- The paper introduces XTransCT, which uses dual X-ray projections and a Transformer network to achieve 3D CT reconstruction in just 44ms.
- The methodology bypasses traditional 3D convolutions by leveraging a pre-trained ResNet backbone and a voxel space search module within the Transformer architecture.
- Empirical results on diverse datasets show significant improvements in SSIM, PSNR, and Dice metrics, outperforming models like X2CTGAN.
Introduction
The research paper presents XTransCT, a novel framework for ultra-fast volumetric CT reconstruction based on only two orthogonal X-ray projections, tailored for image-guided radiation therapy (IGRT). This innovative approach melds a voxel-space-searching Transformer network to enhance the efficiency and accuracy of CT image reconstruction, crucial for clinical settings where minimizing radiation exposure and maximizing reconstruction speed are paramount.
Methodology
The proposed XTransCT algorithm circumvents the constraints of traditional CT methods by employing a model devoid of 3D convolutions, significantly ensuring reduced latency and heightened performance. At the core of this model is the Transformer architecture, traditionally used in NLP, repurposed here to interpret X-ray data to achieve volumetric reconstruction.
Dual X-ray Setup
The study employs a dual X-ray setup, with beams set at 45° and 135° angles to ensure robust data acquisition from sparse projections (Figure 1).
Figure 1: Dual X-ray setup. Two X-rays irradiate the patient, and their real-time fusion with CT scans enables precise patient positioning while accounting for potential misalignments.
Framework
The framework starts with simulating X-ray images from CT scans using digitally reconstructed radiograph (DRR) methods, which are fed into a pre-trained ResNet backbone. The extracted features undergo transformation via a voxel space search module encoded in a Transformer, which then decodes these coordinates into the corresponding voxel values, recreating full 3D CT images (Figure 2).

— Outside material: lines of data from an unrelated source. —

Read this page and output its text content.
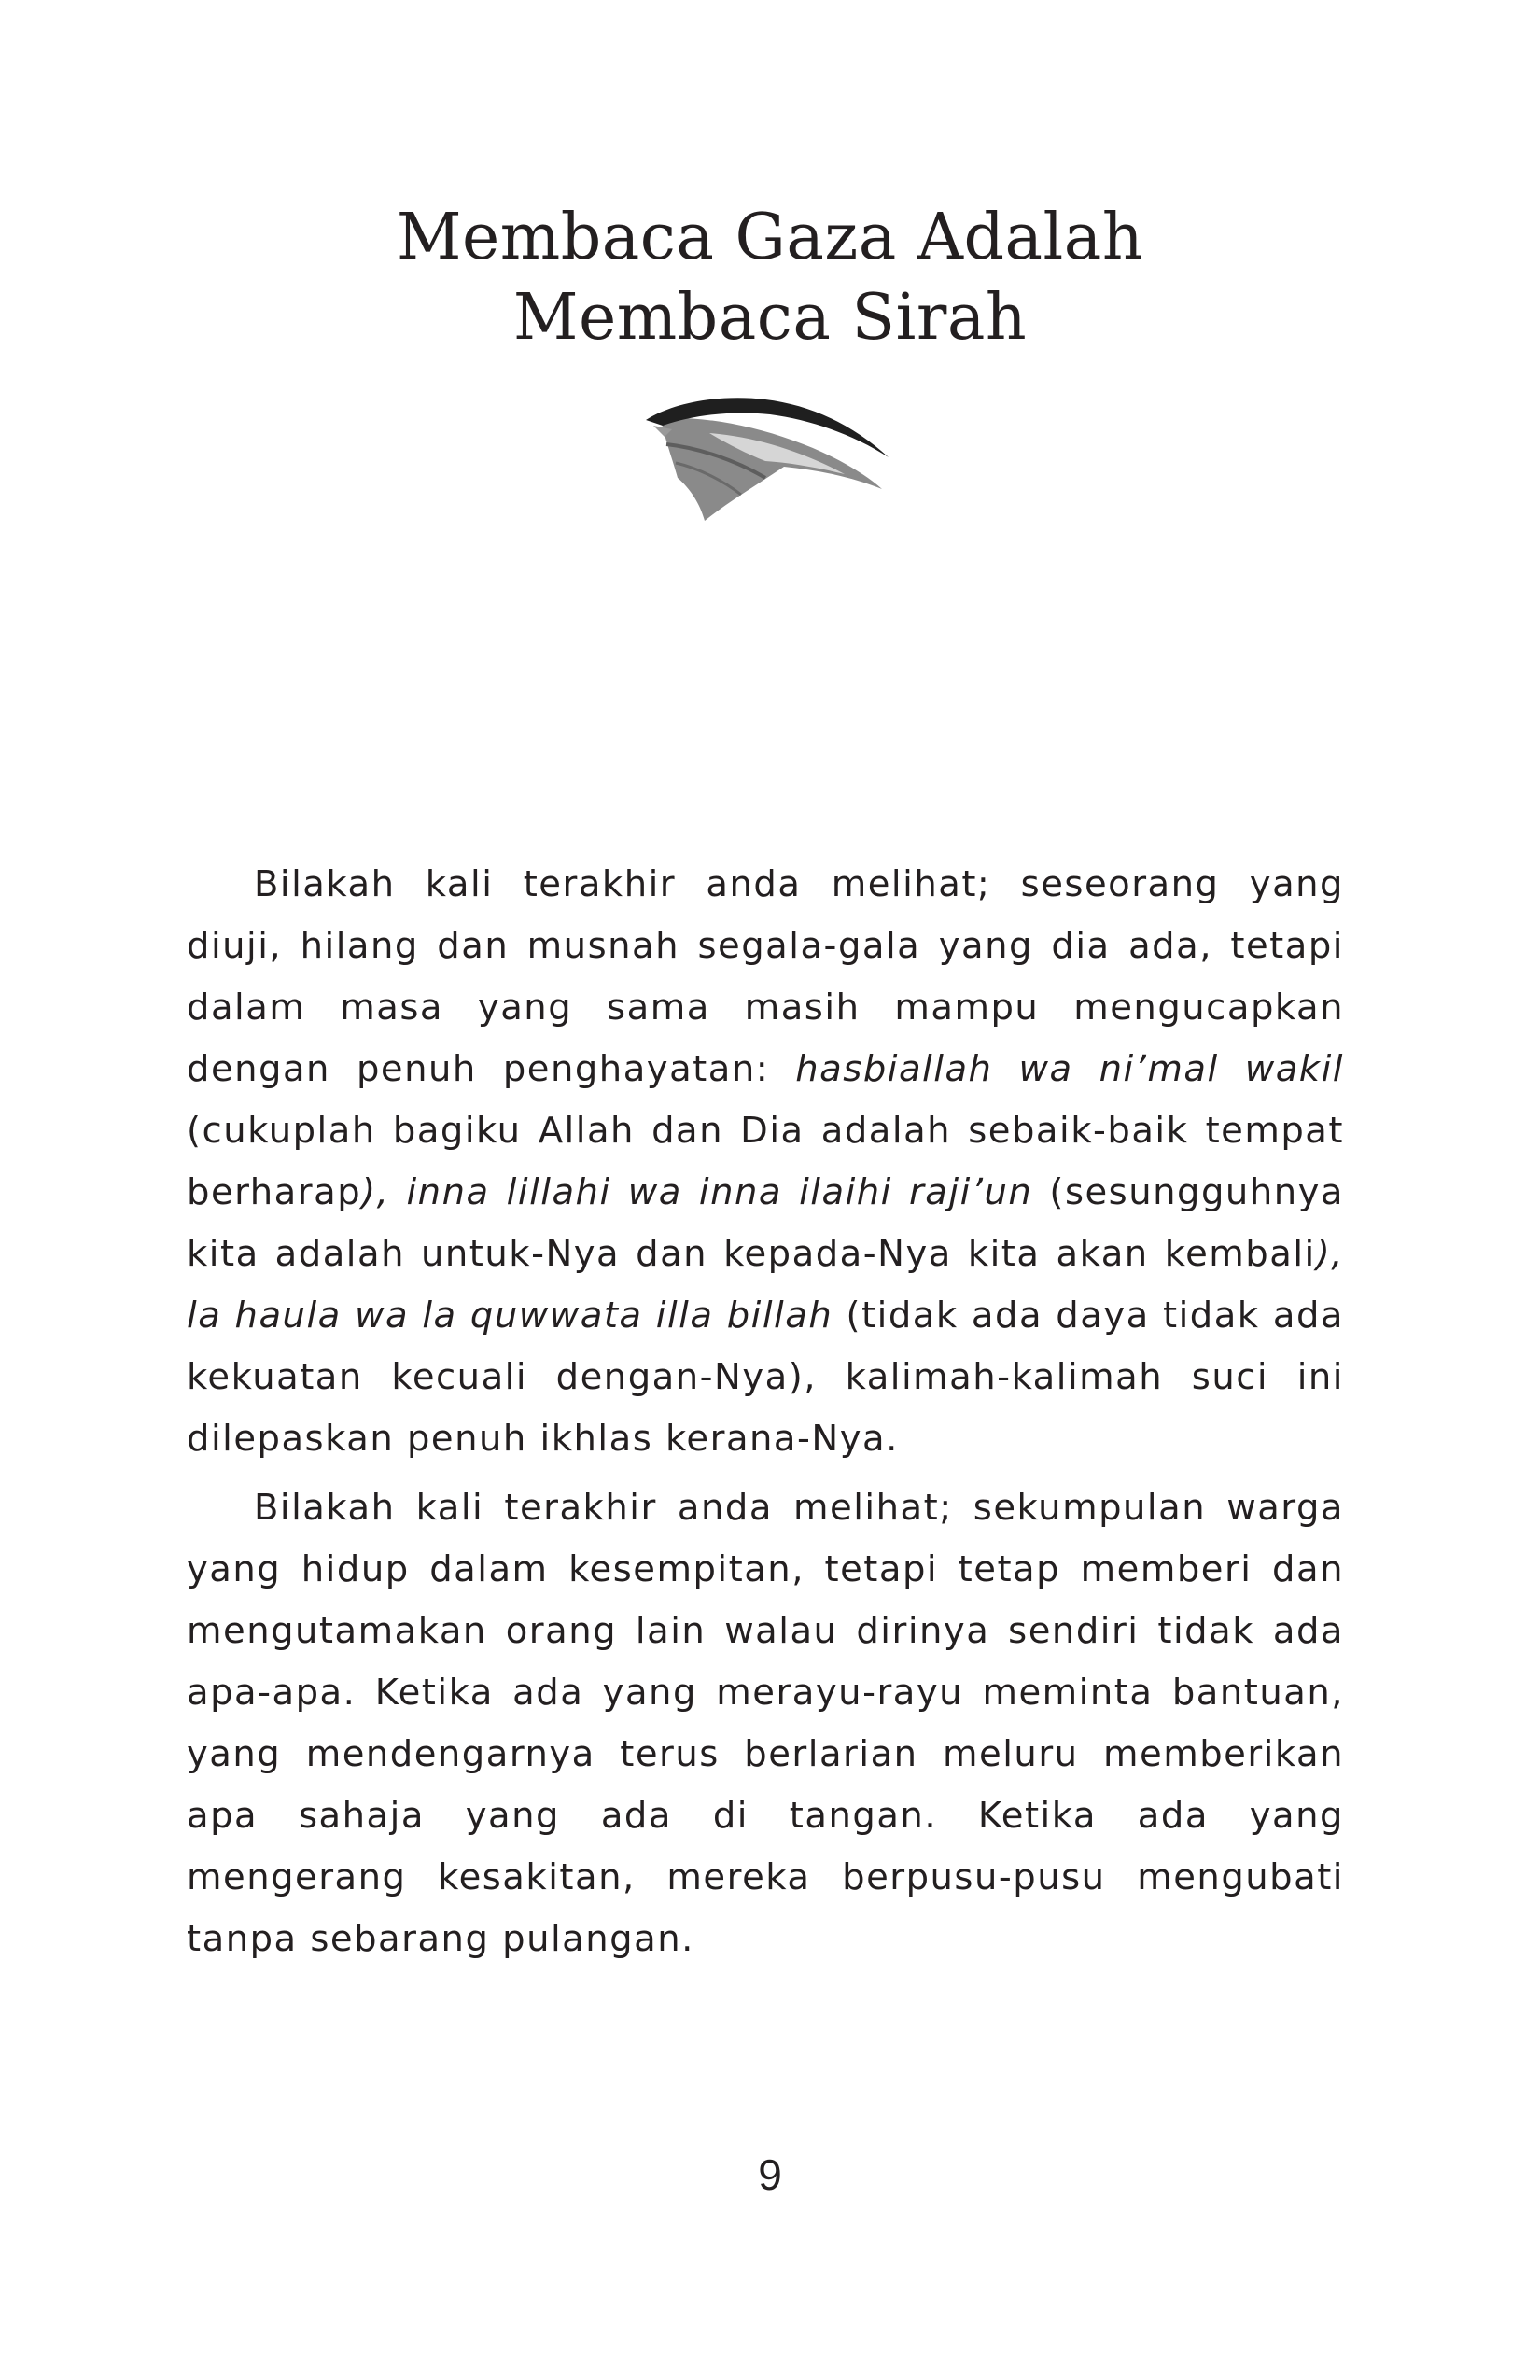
Membaca Gaza Adalah
Membaca Sirah

Bilakah kali terakhir anda melihat; seseorang yang diuji, hilang dan musnah segala-gala yang dia ada, tetapi dalam masa yang sama masih mampu mengucapkan dengan penuh penghayatan: hasbiallah wa ni’mal wakil (cukuplah bagiku Allah dan Dia adalah sebaik-baik tempat berharap), inna lillahi wa inna ilaihi raji’un (sesungguhnya kita adalah untuk-Nya dan kepada-Nya kita akan kembali), la haula wa la quwwata illa billah (tidak ada daya tidak ada kekuatan kecuali dengan-Nya), kalimah-kalimah suci ini dilepaskan penuh ikhlas kerana-Nya.

Bilakah kali terakhir anda melihat; sekumpulan warga yang hidup dalam kesempitan, tetapi tetap memberi dan mengutamakan orang lain walau dirinya sendiri tidak ada apa-apa. Ketika ada yang merayu-rayu meminta bantuan, yang mendengarnya terus berlarian meluru memberikan apa sahaja yang ada di tangan. Ketika ada yang mengerang kesakitan, mereka berpusu-pusu mengubati tanpa sebarang pulangan.

9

Figure 2: Framework of this study. We employ the DRR method to generate X-ray images simulated from CT scans.
Network Architecture
The architecture entails a pre-trained ResNet applied on the DRR images, whose features are mapped linearly and input into a Transformer encoder and decoder (Figure 3 and Figure 4). This architecture facilitates more efficient and effective 2D to 3D information aggregation compared to traditional CNN-based methods.
Figure 3: Structure of the ResNet as a backbone.
Figure 4: Structure of the transformer.
Results and Discussion
The application of XTransCT across a 50-patient dataset, LIDC-IDRI, and LNDb datasets demonstrates impressive results in terms of SSIM, PSNR, and Dice metrics, with significant improvements over existing models like X2CT and X2CTGAN (Figure 5, Figure 6, and Figure 7).
Figure 5: Comparative experiment on the 50-patient dataset.
Figure 6: Comparative experiments on the LIDC-IDRI Dataset.
Figure 7: Generalization of the method is verified using comparative experiments on the LNDb Dataset.
The performance advantage lies notably in speed, with each 3D image reconstructed in merely 44ms, a stark contrast to previous 3D convolution-dependent algorithms that require significantly more time. This rapid reconstruction aligns perfectly with the needs of real-time IGRT.
Conclusion
XTransCT stands out in the domain of medical imaging by reducing reconstruction times substantially while maintaining high image quality and structural fidelity. By leveraging Transformers for sparse X-ray data understanding, this method offers a promising direction for efficient, low-radiation imaging solutions in clinical applications. Future developments could investigate expanding this approach across other imaging modalities and further refining voxel-space interactions for enhanced detail retrieval.